Jakarta,NortonNews.com – Presiden Prabowo Subianto menekankan perlunya reformasi menyeluruh di pemerintahan, mulai dari lingkungan kerja hingga pengelolaan lembaga.
Pernyataan itu disampaikannya saat wawancara dengan dua jurnalis senior dan empat pengamat di kediamannya di Hambalang, Selasa (17/03/2026).
Dalam diskusi tersebut, Prabowo menilai bahwa masalah utama birokrasi bukan hanya pada sistem, tetapi juga pada budaya dan kebiasaan yang telah mengakar selama bertahun-tahun.
“Saya melihat kita perlu menata kembali lingkungan kerja, budaya, dan tata kelola kita.
Dilansir dari Detik.com- Semua kecenderungan untuk menipu, menyelundup, atau praktik seperti underinvoicing harus diatasi,” tegas Prabowo Subianto dalam keterangan tertulis, dikutip Minggu (22/3/2026).
Prabowo menegaskan bahwa praktik-praktik menyimpang tidak boleh dibiarkan dan harus diperbaiki secara konsisten di seluruh pemerintahan.
Ia juga menekankan pentingnya reformasi internal di setiap institusi.
“Makanya saya tanya ke semua rekan di setiap lembaga, bersihkan diri Anda sendiri atau nanti akan dibersihkan.
Saya perhatikan beberapa menteri sudah mulai menjalankan tugas dengan benar.
Ada yang santai, tapi ada dirjen nakal langsung dipecat,” tegas Prabowo Subianto.
Penegasan ini diperkuat dengan contoh di tingkat kabinet.
Prabowo menyebut langkah Menteri Pekerjaan Umum sebagai bagian dari reformasi internal.
“Kalau lihat Menteri PU saya sekarang, Pak Dody, dia orang baik. Namun, bila ada yang bermain-main, langsung dipecat—dia sudah memberhentikan dua dirjen,” jelas Prabowo.

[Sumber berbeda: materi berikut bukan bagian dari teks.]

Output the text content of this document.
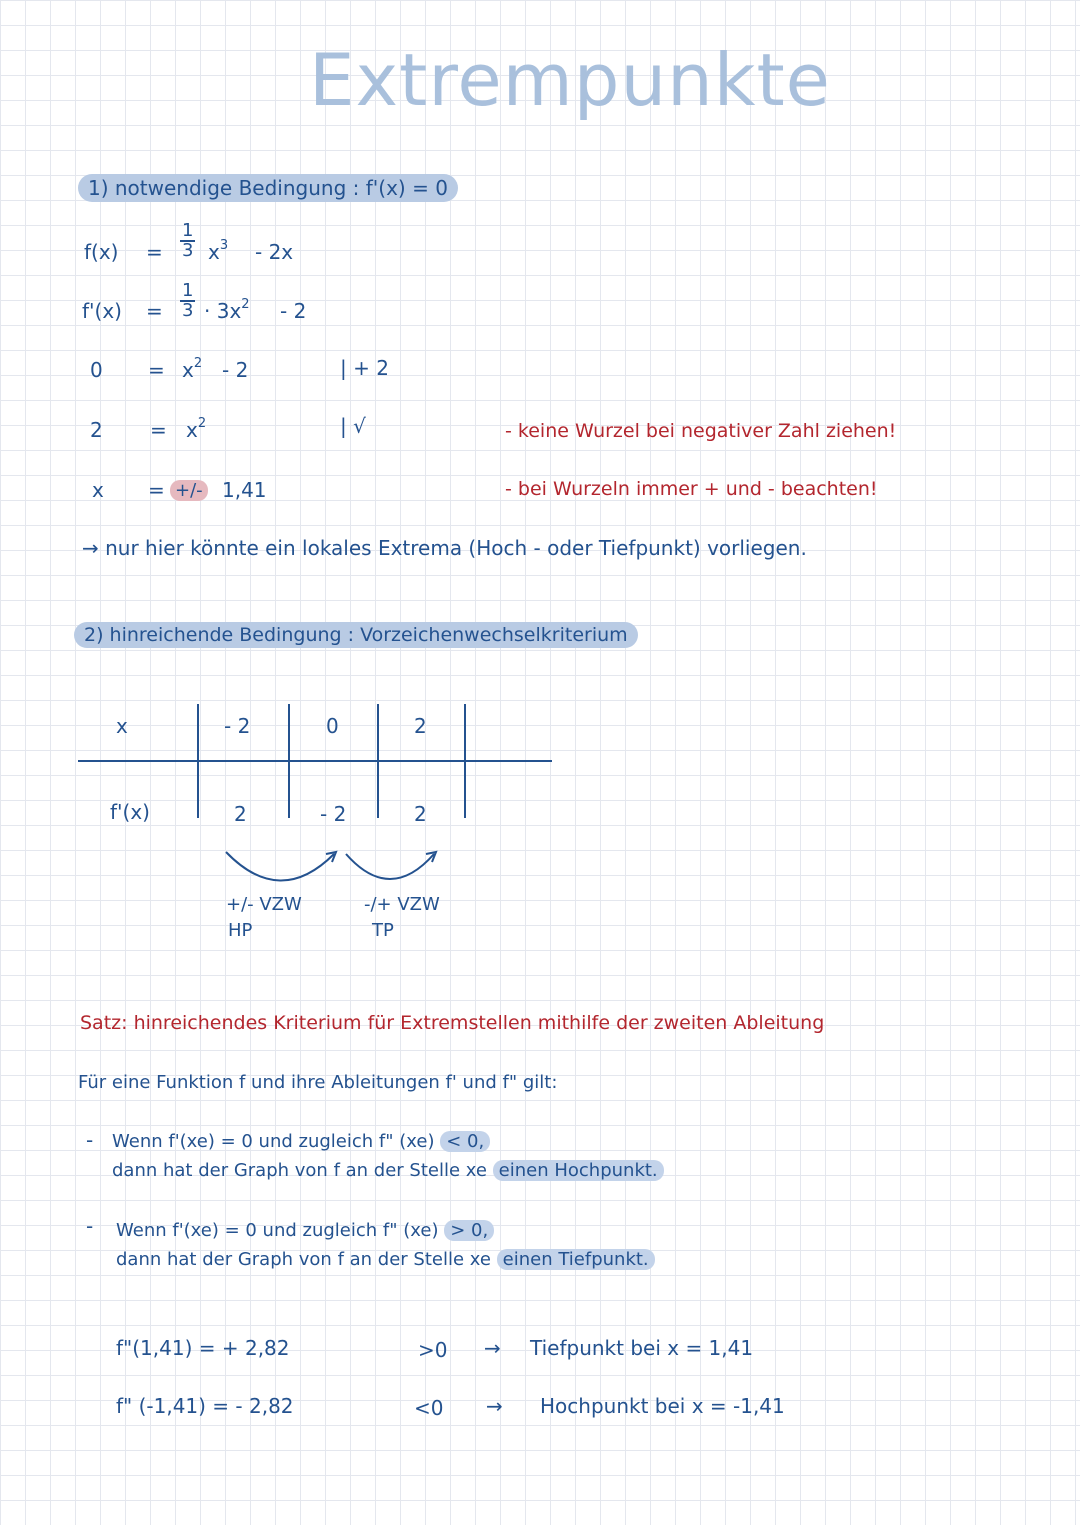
Extrempunkte
1) notwendige Bedingung : f'(x) = 0
$f(x) = \frac{1}{3} x^3 - 2x$
$f'(x) = \frac{1}{3} \cdot 3x^2 - 2$
$0 = x^2 - 2$	| + 2
$2 = x^2$	| √
x = +/- 1,41
- keine Wurzel bei negativer Zahl ziehen!
- bei Wurzeln immer + und - beachten!
→ nur hier könnte ein lokales Extrema (Hoch - oder Tiefpunkt) vorliegen.
2) hinreichende Bedingung : Vorzeichenwechselkriterium
x	- 2	0	2
f'(x)	2	- 2	2
+/- VZW
HP
-/+ VZW
TP
Satz: hinreichendes Kriterium für Extremstellen mithilfe der zweiten Ableitung
Für eine Funktion f und ihre Ableitungen f' und f" gilt:
- Wenn f'(xe) = 0 und zugleich f" (xe) < 0,
dann hat der Graph von f an der Stelle xe einen Hochpunkt.
- Wenn f'(xe) = 0 und zugleich f" (xe) > 0,
dann hat der Graph von f an der Stelle xe einen Tiefpunkt.
f"(1,41) = + 2,82	>0 → Tiefpunkt bei x = 1,41
f" (-1,41) = - 2,82	<0 → Hochpunkt bei x = -1,41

Langkah tersebut merujuk pada tindakan Menteri PU Dody Hanggodo dalam melakukan pembersihan internal.
Salah satunya adalah penindakan terhadap pejabat setingkat Dirjen di Kementerian PU, di mana dua pejabat mengundurkan diri setelah melewati proses evaluasi dan pemeriksaan terkait pelanggaran disiplin berat, sebagai upaya memperkuat akuntabilitas di kementerian.
Meski begitu, Prabowo mengakui bahwa reformasi ini tidak mudah.
Ia menyebut adanya tantangan serius, termasuk resistensi dari dalam institusi itu sendiri.
“Kita menemukan adanya deep state, dirjen-dirjen yang berani menentang menteri.
Akhirnya banyak dirjen yang harus dipecat.
Ada yang merasa ‘untouchable’ dan lembaga yang menolak diaudit.
Ini pekerjaan yang berat,” kata Prabowo Subianto.